Cracking croakers crowd the beaches
  |  First Published: July 2016

I’m not one to complain about the winter, as I love all the seasons and the fishing they bring, and this winter is looking to be a cold one.


It was the end of June last year when we had our bluefin turn up, so by the time you are reading this they should be on our doorstep. Last year was very patchy and they seemed to have preferred the waters further south and the southern part of Australia had a mind-blowing run of them. This has put into the minds of anglers up here to make a planned trip for the bluefin rich waters of Victoria, if they have the time, as that could be a good idea. Keep in mind that it’s going to be packed down there and nothing beats catching amazing fish in your own backyard.

If this year is like previous years, these fish are going to be wide, very, very wide. So a good understanding of charts, a good depth sounder and a big fuel tank can put you in the zone for an early season bluefin. You’ve got to cover the miles to get the smiles when it comes to bluefin. As we move through July, we are hoping these guys will be moving and schooling closer to the coast.

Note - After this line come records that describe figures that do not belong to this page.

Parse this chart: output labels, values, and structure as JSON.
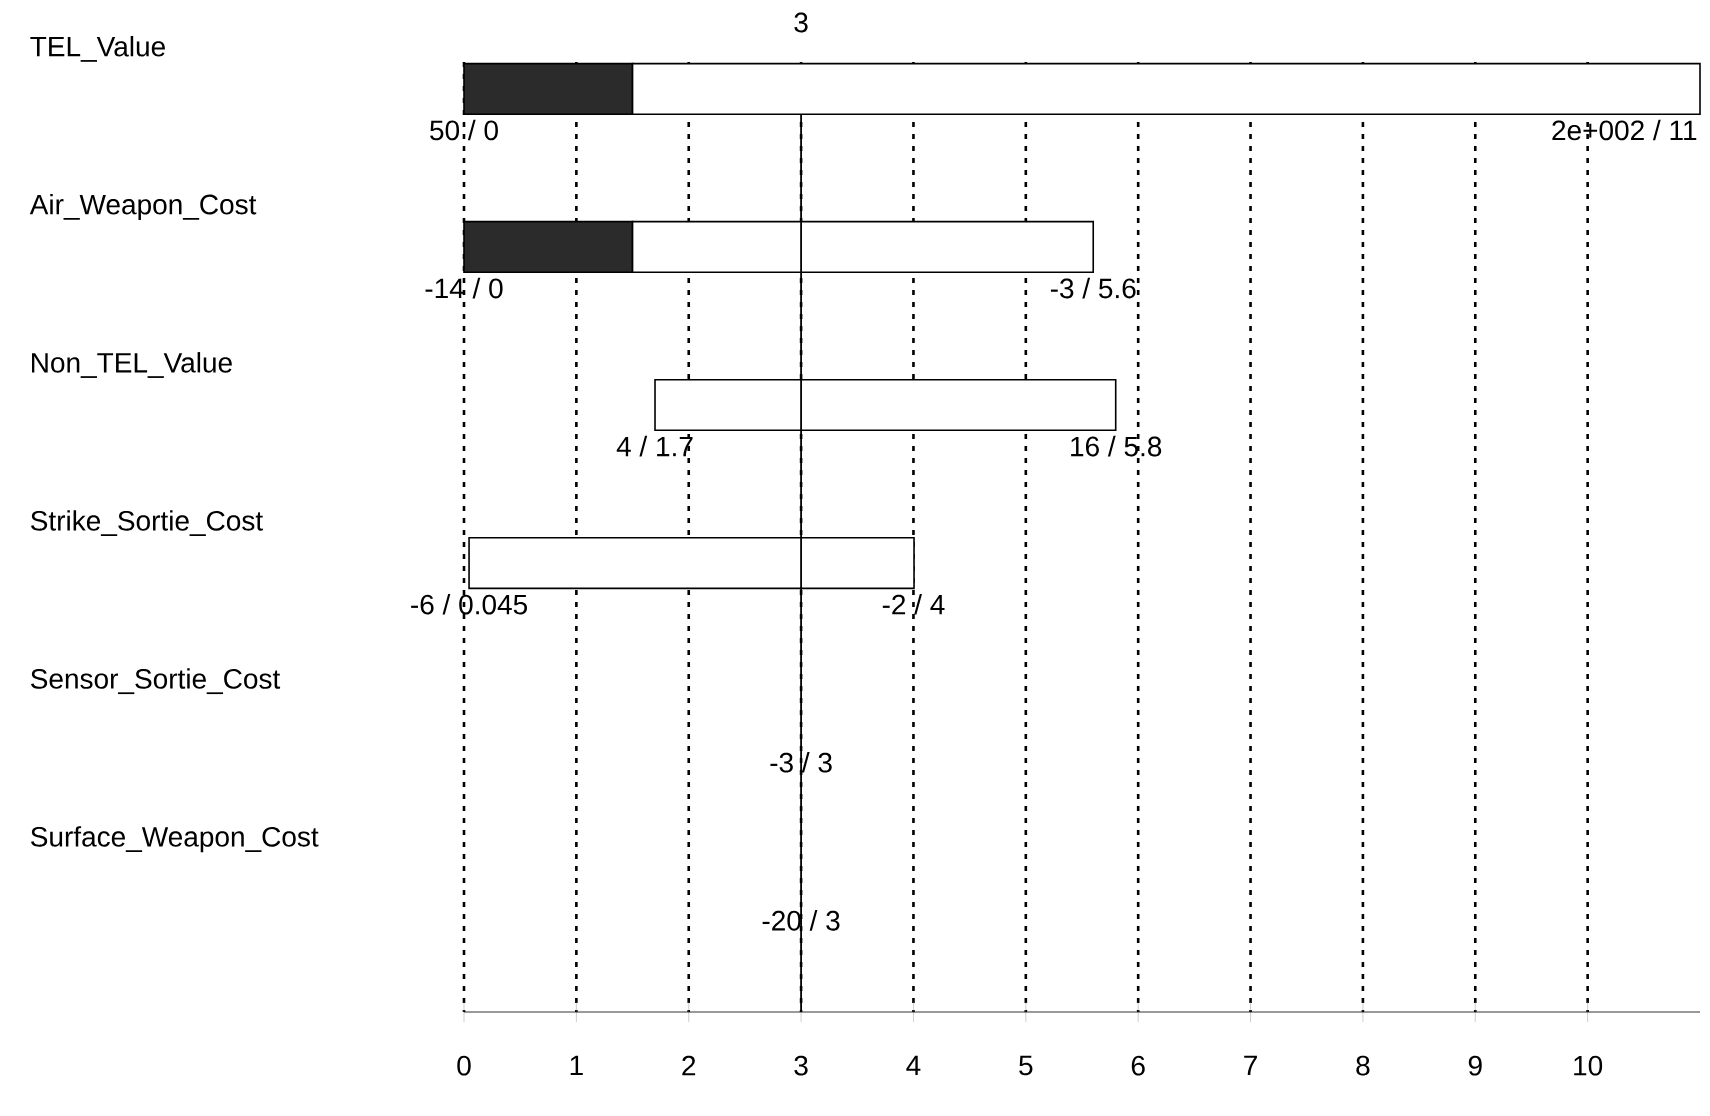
{
  "chart_data": {
    "type": "bar",
    "orientation": "horizontal",
    "categories": [
      "TEL_Value",
      "Air_Weapon_Cost",
      "Non_TEL_Value",
      "Strike_Sortie_Cost",
      "Sensor_Sortie_Cost",
      "Surface_Weapon_Cost"
    ],
    "series": [
      {
        "color": "#2b2b2b",
        "base": [
          0,
          0,
          null,
          null,
          null,
          null
        ],
        "values": [
          1.5,
          1.5,
          null,
          null,
          null,
          null
        ]
      },
      {
        "color": "#ffffff",
        "base": [
          1.5,
          1.5,
          1.7,
          0.045,
          null,
          null
        ],
        "values": [
          9.5,
          4.1,
          4.1,
          3.96,
          null,
          null
        ]
      }
    ],
    "xlim": [
      0,
      11
    ],
    "xticks": [
      0,
      1,
      2,
      3,
      4,
      5,
      6,
      7,
      8,
      9,
      10
    ],
    "grid": "x",
    "ref_lines": [
      {
        "axis": "x",
        "value": 3,
        "label": "3"
      }
    ],
    "annotations": [
      {
        "text": "50 / 0",
        "x": 0,
        "y": "TEL_Value"
      },
      {
        "text": "2e+002 / 11",
        "x": 11,
        "y": "TEL_Value"
      },
      {
        "text": "-14 / 0",
        "x": 0,
        "y": "Air_Weapon_Cost"
      },
      {
        "text": "-3 / 5.6",
        "x": 5.6,
        "y": "Air_Weapon_Cost"
      },
      {
        "text": "4 / 1.7",
        "x": 1.7,
        "y": "Non_TEL_Value"
      },
      {
        "text": "16 / 5.8",
        "x": 5.8,
        "y": "Non_TEL_Value"
      },
      {
        "text": "-6 / 0.045",
        "x": 0.045,
        "y": "Strike_Sortie_Cost"
      },
      {
        "text": "-2 / 4",
        "x": 4,
        "y": "Strike_Sortie_Cost"
      },
      {
        "text": "-3 / 3",
        "x": 3,
        "y": "Sensor_Sortie_Cost"
      },
      {
        "text": "-20 / 3",
        "x": 3,
        "y": "Surface_Weapon_Cost"
      }
    ]
  }
}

A lot of people come into the shop asking about lures, brands, sizes and colours. I don’t think it matters too much, just as long as you’ve got four or more out there behind the boat and maybe a teaser. The favourites of the past in hardbodies have been Rapala X-Raps, Halcos, River to Sea killervibes and The Halco Max.

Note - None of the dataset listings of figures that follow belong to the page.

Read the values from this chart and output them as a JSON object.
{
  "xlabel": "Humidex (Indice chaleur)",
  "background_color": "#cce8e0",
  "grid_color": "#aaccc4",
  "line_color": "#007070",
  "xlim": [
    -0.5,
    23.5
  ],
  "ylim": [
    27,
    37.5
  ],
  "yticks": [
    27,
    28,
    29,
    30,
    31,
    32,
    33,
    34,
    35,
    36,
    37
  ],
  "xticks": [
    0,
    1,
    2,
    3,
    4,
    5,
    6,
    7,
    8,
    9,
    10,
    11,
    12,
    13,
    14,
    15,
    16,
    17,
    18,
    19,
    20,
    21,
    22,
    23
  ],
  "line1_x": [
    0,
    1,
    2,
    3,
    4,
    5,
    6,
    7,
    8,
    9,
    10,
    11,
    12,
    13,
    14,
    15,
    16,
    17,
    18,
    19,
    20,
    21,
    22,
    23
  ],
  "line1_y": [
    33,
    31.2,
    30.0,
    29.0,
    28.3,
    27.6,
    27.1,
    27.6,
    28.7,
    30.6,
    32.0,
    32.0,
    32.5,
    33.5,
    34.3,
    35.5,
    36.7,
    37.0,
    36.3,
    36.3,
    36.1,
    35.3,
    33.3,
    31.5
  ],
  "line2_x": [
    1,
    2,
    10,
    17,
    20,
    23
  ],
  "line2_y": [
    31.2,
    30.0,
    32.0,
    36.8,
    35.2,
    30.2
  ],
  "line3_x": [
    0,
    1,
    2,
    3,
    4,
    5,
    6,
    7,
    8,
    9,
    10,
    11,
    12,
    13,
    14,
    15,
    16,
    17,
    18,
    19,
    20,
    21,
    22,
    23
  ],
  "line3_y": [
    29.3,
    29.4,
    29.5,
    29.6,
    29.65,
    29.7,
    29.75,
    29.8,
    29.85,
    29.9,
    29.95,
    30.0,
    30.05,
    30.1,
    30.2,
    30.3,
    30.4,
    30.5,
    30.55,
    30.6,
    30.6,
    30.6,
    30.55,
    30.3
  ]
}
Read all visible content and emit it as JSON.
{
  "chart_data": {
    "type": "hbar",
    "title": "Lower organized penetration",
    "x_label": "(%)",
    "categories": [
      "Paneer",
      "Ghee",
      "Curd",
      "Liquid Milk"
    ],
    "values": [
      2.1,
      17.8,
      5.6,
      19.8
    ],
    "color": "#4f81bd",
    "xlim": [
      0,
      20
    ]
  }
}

In the skirted lure department, I run medium size skirts from 7” up and I’ll put out a bright pink, lumo and a dark or purple colour combo. I like running the heavy-weighted heads of the Marlin Magic Baby or Infant Blues. They are heavy jetheads that run perfect in any sea. So if there is a bit of chop you can rely on them to stay in the water and swim perfect.

Other lures I run are Black Barts, Polu Kai, and to support the Aussies, I run JB, Tornado, Star Lures and Southern Cross lures. I have my spread of lures spread out at different lengths with the shotgun lure running right out the back so there is a great area being covered by your lures out the back of the boat.

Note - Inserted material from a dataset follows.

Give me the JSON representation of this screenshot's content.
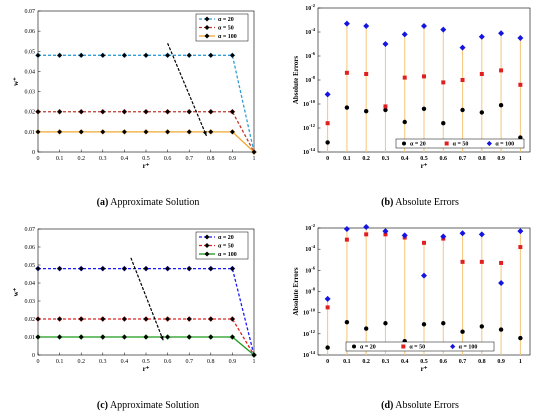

Having lures running in different positions, different depths, different lure colours and different lure sizes is a great idea.

If you do find what you think is bluefin on the sounder and they don’t come to the surface, than the quickest way to hook up is to drop jigs down to them and then while you are doing that, start cubing. There is a lot of talk on what to cube with and how much to pay.

You can use trap bait, IQF pilchards or even freshly trolled up stripey tuna for cubing. Bluefin aren’t too fussy and if you opt for the cheaper option, being trap bait, then that is okay. You can expect to pay $40-50 for a 15kg box. Then there is IQF single frozen pilchards, but I think there is some various quality out there and buying from trusted tackle shops is a good idea. I have heard of 15kg boxes going for as low as $60. But knowing the prices of the wholesale distributors, I find it hard to get good quality IQF single frozen pilchards from Western Australia under $70 and expect to pay $80-90 for a 15kg box. When you are paying that, you know you are getting the goods.

Moving inshore people have been getting their arms stretched by the odd winter king, but they remain to be a very illusive fish. Ulladulla is good at keeping their bite quiet and had a good little run through autumn and Montague remained the most consistent area in the region. The Batemans area and to Moruya had some moments, but was very fickle. We should see these guys getting over shadowed by a more consistent snapper bite and they have been consistent leading into winter with some good shallow water snapper being on the chew.

Rocks and headlands

For most anglers, the action at this time of the year is on the rocks and off our beaches. The ever-consistent drummer is the main target if you want fish on the table for winter. This would be my main priority if I wanted a feed for the family.

After the drummer, the snapper is your prize rock platform catch. Throw in some bream and the odd groper, and you’ve got the reason why rock fishing on the south coast is a stable past time.

Nothing much has changed when targeting these fish. Mix your leftover bread in the shallow to nearly empty rock pool of water with a bit of sand added and berley every 10-15 minutes. Pick out some cunjevoi at low tide or bring along cooked prawns and you’ll be converting that into drummer.

Snapper still love squid and bream fall for unweighted prawns, but are occasionally tempted with plastics. Groper are the crab munchers but can be a surprise catch when they are tempted by any of the above mentioned baits.


The beaches are another great place to be this winter, and those chasing salmon and tailor throughout the day with metal lures should be in for a good time.

During the nights, our beaches will be alive with the sound of massive croaking mulloway! Layton Brant has showed persistence pays by cracking not one, but two nice ones coming in at nearly 130cm each! It looks like they are off to a good start for this winter.


The estuary? What are you doing in the estuary!? But if you must, you would be one of those flathead lovers who won’t give up. There are some monster flathead caught here every year, so flathead fishing is worth a shot.

You can also search the deeper holes for bream as they retreat to deeper water as the weather cools

Bass, you are dead to me.

It’s winter, so come in a buy a pie oven for your boat and live like kings! Happy fishing.